Tapi sebenarnya, apa itu PTN-BH???
PTN-BH pada dasarnya adalah PTN yang telah diberi otonomi penuh dalam
pengelolaan kampusnya. Adapun otonomi yang dimaksud adalah otonomi akademik meliputi penetapan norma, kebijakan operasional,
dan pelaksanaan Tri Dharma PT, serta otonomi
non-akademik meliputi, organisasi, kemahasiswaan, ketenagaan, keuangan, dan
sarana prasarana (UU no. 12 thn 2012 tentang Pendidikan Tinggi pasal 64).
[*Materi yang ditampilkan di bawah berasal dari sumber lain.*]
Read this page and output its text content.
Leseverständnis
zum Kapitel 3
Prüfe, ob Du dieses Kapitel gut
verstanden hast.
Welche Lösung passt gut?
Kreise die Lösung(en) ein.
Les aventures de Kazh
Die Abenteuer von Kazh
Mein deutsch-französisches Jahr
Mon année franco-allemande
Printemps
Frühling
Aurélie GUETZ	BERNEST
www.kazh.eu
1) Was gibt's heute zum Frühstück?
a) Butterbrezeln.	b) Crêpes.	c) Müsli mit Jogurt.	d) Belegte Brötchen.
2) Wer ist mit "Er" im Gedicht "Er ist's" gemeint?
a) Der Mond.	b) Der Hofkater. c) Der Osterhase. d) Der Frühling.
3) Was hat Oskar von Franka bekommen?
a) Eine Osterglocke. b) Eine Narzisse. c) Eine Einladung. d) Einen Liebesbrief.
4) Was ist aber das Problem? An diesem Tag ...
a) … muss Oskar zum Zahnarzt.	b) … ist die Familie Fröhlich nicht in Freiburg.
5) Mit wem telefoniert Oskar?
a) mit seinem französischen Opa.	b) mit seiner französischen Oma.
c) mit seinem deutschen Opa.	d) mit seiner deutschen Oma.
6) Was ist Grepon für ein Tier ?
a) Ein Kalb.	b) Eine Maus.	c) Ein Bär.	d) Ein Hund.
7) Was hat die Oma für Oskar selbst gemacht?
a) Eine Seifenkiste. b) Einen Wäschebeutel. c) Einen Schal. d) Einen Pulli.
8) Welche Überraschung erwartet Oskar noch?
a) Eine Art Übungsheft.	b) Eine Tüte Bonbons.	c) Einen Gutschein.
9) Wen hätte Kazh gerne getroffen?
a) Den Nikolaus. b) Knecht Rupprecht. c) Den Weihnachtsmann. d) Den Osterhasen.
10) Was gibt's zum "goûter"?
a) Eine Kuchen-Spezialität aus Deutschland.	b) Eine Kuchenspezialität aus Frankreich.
Atau
secara konkret menurut UU no 12 tahun 2012 tentang Pendidikan Tinggi (UU PT) pasal
65 point 3:
PTN badan
hukum sebagaimana dimaksud
pada ayat (1) memiliki:
- kekayaan
awal berupa kekayaan
negara yang dipisahkan kecuali tanah;
- tata kelola
dan pengambilan keputusan
secara mandiri;
- unit yang
melaksanakan fungsi akuntabilitas
dan transparansi;
- hak mengelola
dana secara mandiri,
transparan, dan akuntabel;
- wewenang
mengangkat dan memberhentikan sendiri Dosen dan tenaga
kependidikan;
- wewenang mendirikan
badan usaha dan mengembangkan dana abadi; dan
- wewenang
untuk membuka, menyelenggarakan, dan menutup Program Studi
atau dapat dilihat digambar dibawah:
Sumber: Bahan Sosialisasi UU DIKTI
Adapun otonomi yang terjadi, pada dasarnya telah menjadi cita-cita
dari pelaksanaan pendidikan di Indonesia sebagaimana yang termaktub dalam UU no
20 tahun 2003 tentang SISDIKNAS pasal 24 yang juga menjadi dasar dari lahirnya
UU PT:
- Dalam penyelenggaraan pendidikan dan
pengembangan ilmu pengetahuan, pada perguruan
tinggi berlaku kebebasan akademik dan kebebasan mimbar akademik serta
otonomi keilmuan.
- Perguruan
tinggi memiliki otonomi untuk mengelola sendiri lembaganya sebagai pusat penyelenggaraan pendidikan tinggi, penelitian
ilmiah, dan pengabdian kepada masyarakat.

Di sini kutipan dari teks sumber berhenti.